設備投資が巨大な「トップ500社」ランキング

企業の「存在感」の評価で重要な指標だ

NTTをはじめとする通信業は、継続的に巨額の設備投資が必要となる業態だ(撮影:今井康一)

企業の生産性の向上や収益基盤の強化に欠かせないのが設備投資だ。建物や機械設備などの有形固定資産に資金を投じることを指しており、企業の行う民間投資と国や地方公共団体が主体となる公共投資とがある。設備投資が活発化すれば、経済全体のおカネの回りもよくなる。それだけに、巨額の設備投資を行う会社はその分、社会に与える影響が大きいということもできる。

東洋経済オンラインは上場企業の本決算における設備投資額を調べ、トップ500社をランキングにした。

ネット社会のインフラを担うNTTがトップ

1位は日本電信電話(NTT)。国内の地域電話を独占、光回線でも高いシェアを持っている。子会社のNTTドコモは携帯電話首位で、そのドコモ分(7位・5952億円)も含む連結ベースでの直近本決算における設備投資額は1兆6872億円に及んだ。NTTグループの連結子会社は900超。企業買収などを通じて、海外での事業規模拡大を進めている。今後もスマホ利用の拡大やIoTの普及に伴うデータ通信量の増加が見込まれる中、対応するために継続的な設備投資が必要になる。

2位はトヨタ自動車で、1兆2925億円。2016年のグループ全体(日野自動車とダイハツ工業を含む)の世界販売台数は、前年比0.2%増と横ばいの約1017万台。独フォルクスワーゲンの約1030万台を下回り、5年ぶりに世界首位の座を明け渡した。それでも、世界に冠たる日本企業の代表格としての地位は揺るがない。ドナルド・トランプ大統領が就任前に、トヨタ自動車のメキシコ新工場建設が米国の自動車産業に打撃を与えると批判したことも国内外で大きな話題になった。

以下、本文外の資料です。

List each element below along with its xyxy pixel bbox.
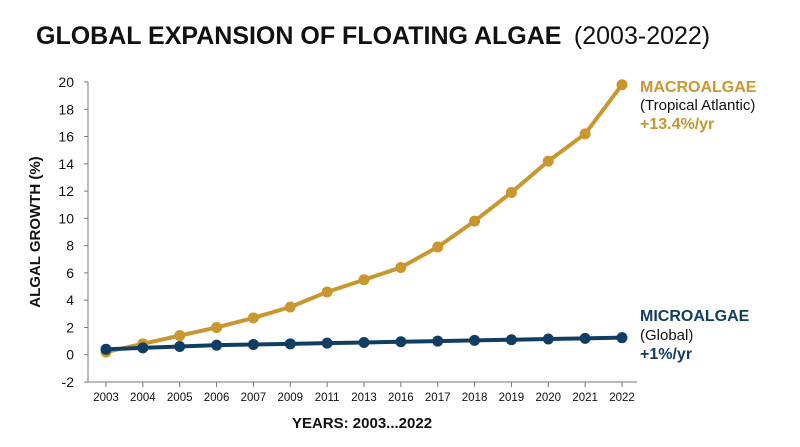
legend-macroalgae-name: MACROALGAE xyxy=(640,79,757,96)
microalgae-data-point xyxy=(284,338,296,350)
x-tick-label: 2022 xyxy=(609,392,635,404)
x-tick-label: 2003 xyxy=(93,392,119,404)
x-tick-label: 2018 xyxy=(462,392,488,404)
y-tick-label: 14 xyxy=(58,156,74,172)
microalgae-data-point xyxy=(358,336,370,348)
macroalgae-data-point xyxy=(358,274,370,286)
x-tick-label: 2011 xyxy=(315,392,340,404)
microalgae-data-point xyxy=(137,342,149,354)
microalgae-data-point xyxy=(321,337,333,349)
macroalgae-data-point xyxy=(321,286,333,298)
microalgae-data-point xyxy=(616,332,628,344)
macroalgae-data-point xyxy=(579,128,591,140)
x-axis-label: YEARS: 2003...2022 xyxy=(292,415,432,432)
macroalgae-data-point xyxy=(616,79,628,91)
legend-microalgae-subtitle: (Global) xyxy=(640,327,693,344)
microalgae-data-point xyxy=(247,339,259,350)
x-tick-label: 2013 xyxy=(351,392,377,404)
x-tick-label: 2016 xyxy=(388,392,414,404)
chart-title: GLOBAL EXPANSION OF FLOATING ALGAE (2003… xyxy=(36,22,710,50)
y-axis-label: ALGAL GROWTH (%) xyxy=(27,156,44,307)
y-tick-label: 0 xyxy=(66,347,74,363)
macroalgae-data-point xyxy=(211,321,223,333)
y-tick-label: 8 xyxy=(66,238,74,254)
x-tick-label: 2007 xyxy=(241,392,267,404)
x-tick-label: 2021 xyxy=(572,392,598,404)
macroalgae-data-point xyxy=(505,186,517,198)
x-tick-label: 2019 xyxy=(499,392,525,404)
microalgae-data-point xyxy=(432,335,444,347)
legend-microalgae-name: MICROALGAE xyxy=(640,308,750,325)
y-tick-label: 6 xyxy=(66,265,74,281)
macroalgae-data-point xyxy=(469,215,481,227)
y-tick-label: 12 xyxy=(58,183,74,199)
y-ticks: -2 0 2 4 6 8 10 12 14 16 18 20 xyxy=(58,74,88,390)
macroalgae-data-point xyxy=(174,330,186,342)
chart-title-range: (2003-2022) xyxy=(574,22,710,50)
x-ticks: 2003 2004 2005 2006 2007 2009 2011 2013 2016 2017… xyxy=(93,382,635,404)
y-tick-label: 18 xyxy=(58,101,74,117)
legend-macroalgae-subtitle: (Tropical Atlantic) xyxy=(640,97,755,114)
x-tick-label: 2005 xyxy=(167,392,193,404)
x-tick-label: 2020 xyxy=(535,392,561,404)
y-tick-label: 20 xyxy=(58,74,74,90)
legend-microalgae-rate: +1%/yr xyxy=(640,346,692,363)
macroalgae-data-point xyxy=(395,261,407,273)
legend-microalgae: MICROALGAE (Global) +1%/yr xyxy=(640,308,750,363)
y-tick-label: 16 xyxy=(58,129,74,145)
x-tick-label: 2004 xyxy=(130,392,156,404)
chart-title-main: GLOBAL EXPANSION OF FLOATING ALGAE xyxy=(36,22,561,50)
macroalgae-data-point xyxy=(284,301,296,313)
macroalgae-data-point xyxy=(247,312,259,324)
y-tick-label: -2 xyxy=(62,374,75,390)
macroalgae-data-point xyxy=(542,155,554,167)
microalgae-data-point xyxy=(211,339,223,351)
microalgae-data-point xyxy=(542,333,554,345)
y-tick-label: 4 xyxy=(66,292,74,308)
legend-macroalgae-rate: +13.4%/yr xyxy=(640,116,714,133)
microalgae-data-point xyxy=(395,336,407,348)
x-tick-label: 2006 xyxy=(204,392,230,404)
microalgae-data-point xyxy=(100,343,112,355)
x-tick-label: 2017 xyxy=(425,392,451,404)
microalgae-data-point xyxy=(505,334,517,346)
macroalgae-data-point xyxy=(432,241,444,253)
x-tick-label: 2009 xyxy=(277,392,303,404)
y-tick-label: 2 xyxy=(66,319,74,335)
legend-macroalgae: MACROALGAE (Tropical Atlantic) +13.4%/yr xyxy=(640,79,757,133)
microalgae-data-point xyxy=(579,332,591,344)
microalgae-data-point xyxy=(174,341,186,353)
macroalgae-series-line xyxy=(104,82,624,354)
microalgae-data-point xyxy=(469,334,481,346)
series-layer xyxy=(100,79,628,358)
y-tick-label: 10 xyxy=(58,210,74,226)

3位はソフトバンクグループ。日米の携帯電話事業を核にインターネットへ展開しており、ネットメディアとして存在感の大きいヤフーやオフィス用品通販を手掛けるアスクルなどを傘下に抱える。海外でも米携帯4位のスプリントに加え、2016年秋には英国の半導体設計会社ARM(アーム)を新規連結した。直近本決算における設備投資額は1兆1130億円だった。

4位は国際石油開発帝石(9319億円)、5位には東京電力(6657億円)が続く。上位に並ぶのは、技術革新のペースが速い通信会社に加えて、巨大な施設を抱える電力会社などのインフラや製造業、多くの店舗を持つ流通系企業など。古くから名の知られた大手企業が目立ち、こうした企業の日本経済に対する影響力の大きさがうかがえる。